Tudo isso diverge das declarações dadas pelo governador Geraldo Alckmin, ao comentar sobre os casos de falta de água pelos quais passa diariamente parte dos paulistanos. Desde o início da crise, Alckmin insiste em dizer que essas ocorrências se devem ao fato de que essas pessoas não têm caixas-d’água em casa _conforme determina a lei, ele costuma afirmar.
Volume é suficiente para abastecer 5,7 milhões de pessoas
A água perdida pela Sabesp entre janeiro e maio deste ano (151 dias) devido aos vazamentos em sua rede de distribuição daria para abastecer cerca de cerca de 5,7 milhões de pessoas durante esse período.
Esse contingente supera a quantidade de clientes atualmente abastecida pelo sistema Cantareira, que é de aproximadamente 5 milhões _antes da crise, esse conjunto de reservatórios abastecia 8,8 milhões de consumidores.
Para chegar a esse número, a reportagem utilizou como parâmetro o consumo médio de água per capita no Brasil, que é de 166,3 litros ao dia, segundo o último cálculo feito pelo
SNIS (Sistema Nacional de Informações sobre Saneamento), em 2013.
Número de vazamentos surpreendeu pesquisadora de Stanford
Convidada pelo governo de São Paulo a vir ao Brasil para ajudar a encontrar soluções para a atual crise, em dezembro de 2014, a pesquisadora da Universidade de Stanford, na Califórnia, Newsha Ajami, surpreendeu-se com a quantidade de água que não chega às torneiras dos paulistanos devido aos vazamentos existentes nas tubulações da Sabesp.
Em entrevista ao jornal "Folha de S.Paulo", Newsha afirmou: “O sistema do Estado tem cerca de 40% a 45% de vazamentos, então eu me concentraria em aumentar a eficiência ao invés de racionar”.
Ao falar sobre o que deveria ser feito para contornar a atual crise no curto prazo, ela respondeu: “A primeira medida deveria ser consertar os vazamentos”.
Por que isso é importante?
A
Lei nº 9.433/97 (Política Nacional de Recursos Hídricos) prevê que a água “é um bem de domínio público” e que um dos objetivos dessa política é “assegurar à atual e às futuras gerações a necessária disponibilidade de água, em padrões de qualidade adequados aos respectivos usos”.
Essa mesma lei federal determina ainda que “a gestão dos recursos hídricos deve ser descentralizada e contar com a participação do Poder Público, dos usuários e das comunidades”.
Em julho de 2010, a Assembleia Geral da
ONU (Organização das Nações Unidas) reconheceu o acesso a uma água de qualidade e a instalações sanitárias adequadas como um direito humano.
Obra do sistema Guarapiranga, que ampliou capacidade de abastecimento do manancial.

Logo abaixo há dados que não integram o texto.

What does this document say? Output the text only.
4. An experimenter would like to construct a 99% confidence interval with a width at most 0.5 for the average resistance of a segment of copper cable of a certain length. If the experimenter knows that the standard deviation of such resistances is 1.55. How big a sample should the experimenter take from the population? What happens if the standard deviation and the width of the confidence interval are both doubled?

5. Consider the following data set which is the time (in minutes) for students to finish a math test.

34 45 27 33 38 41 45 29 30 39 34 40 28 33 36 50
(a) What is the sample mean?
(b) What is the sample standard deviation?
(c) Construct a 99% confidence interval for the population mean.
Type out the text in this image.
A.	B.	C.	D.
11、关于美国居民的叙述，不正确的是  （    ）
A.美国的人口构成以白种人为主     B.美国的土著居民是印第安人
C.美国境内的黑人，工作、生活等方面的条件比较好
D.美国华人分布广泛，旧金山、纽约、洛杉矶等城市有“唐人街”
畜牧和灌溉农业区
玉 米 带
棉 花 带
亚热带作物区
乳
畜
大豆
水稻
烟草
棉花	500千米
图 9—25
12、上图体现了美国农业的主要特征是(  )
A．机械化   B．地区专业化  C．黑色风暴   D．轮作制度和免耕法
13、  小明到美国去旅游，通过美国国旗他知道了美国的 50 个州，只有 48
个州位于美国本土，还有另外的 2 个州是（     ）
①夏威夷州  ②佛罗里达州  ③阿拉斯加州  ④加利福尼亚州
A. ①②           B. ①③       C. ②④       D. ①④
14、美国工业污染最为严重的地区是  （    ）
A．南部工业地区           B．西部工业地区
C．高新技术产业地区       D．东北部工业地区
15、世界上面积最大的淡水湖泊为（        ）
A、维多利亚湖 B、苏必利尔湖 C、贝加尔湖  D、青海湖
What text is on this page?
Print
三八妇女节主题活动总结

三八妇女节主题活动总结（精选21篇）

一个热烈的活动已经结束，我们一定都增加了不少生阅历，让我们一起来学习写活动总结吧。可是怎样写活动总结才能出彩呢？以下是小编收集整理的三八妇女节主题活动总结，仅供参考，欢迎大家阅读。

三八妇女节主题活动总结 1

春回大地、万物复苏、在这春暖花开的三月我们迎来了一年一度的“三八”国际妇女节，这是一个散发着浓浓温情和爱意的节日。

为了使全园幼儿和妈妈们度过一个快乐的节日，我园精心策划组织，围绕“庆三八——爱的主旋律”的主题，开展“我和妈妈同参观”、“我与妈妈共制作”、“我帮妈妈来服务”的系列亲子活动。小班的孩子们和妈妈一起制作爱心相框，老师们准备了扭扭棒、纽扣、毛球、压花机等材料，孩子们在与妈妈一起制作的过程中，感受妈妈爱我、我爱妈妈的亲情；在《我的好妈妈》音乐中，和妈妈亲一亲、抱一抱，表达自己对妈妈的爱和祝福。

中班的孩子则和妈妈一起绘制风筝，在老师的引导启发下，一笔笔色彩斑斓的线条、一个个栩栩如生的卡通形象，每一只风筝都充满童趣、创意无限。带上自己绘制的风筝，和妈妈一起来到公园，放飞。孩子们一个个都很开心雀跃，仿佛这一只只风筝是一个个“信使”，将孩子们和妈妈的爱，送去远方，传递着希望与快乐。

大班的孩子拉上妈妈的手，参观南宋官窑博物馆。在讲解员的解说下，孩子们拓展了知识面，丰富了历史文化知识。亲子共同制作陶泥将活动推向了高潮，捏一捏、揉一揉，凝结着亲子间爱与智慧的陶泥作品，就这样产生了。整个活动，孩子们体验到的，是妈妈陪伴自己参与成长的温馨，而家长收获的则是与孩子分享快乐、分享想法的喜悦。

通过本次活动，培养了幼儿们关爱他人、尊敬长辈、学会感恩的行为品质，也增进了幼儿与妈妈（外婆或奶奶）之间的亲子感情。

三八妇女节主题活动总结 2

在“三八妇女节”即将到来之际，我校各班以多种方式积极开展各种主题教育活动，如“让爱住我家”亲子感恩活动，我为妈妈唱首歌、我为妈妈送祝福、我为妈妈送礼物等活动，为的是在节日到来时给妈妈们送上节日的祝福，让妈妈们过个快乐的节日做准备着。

Foto: Daniel Guimarães/A2 (20/07/2015)
Maioria dos consertos é feita entre a rede e os imóveis, afirma empresa
A Sabesp disse em nota que "os números citados são referentes apenas aos reparos realizados em sua rede de distribuição de água". "Ou seja, não incluem consertos efetuados nos ramais _as tubulações que conectam os imóveis à rede, que correspondem à maior parte dos vazamentos atendidos pela companhia".
De acordo com a empresa, " com a redução da pressão na rede, medida adotada para reduzir o desperdício de água, era previsível que o número de vazamentos registrados apresentasse queda".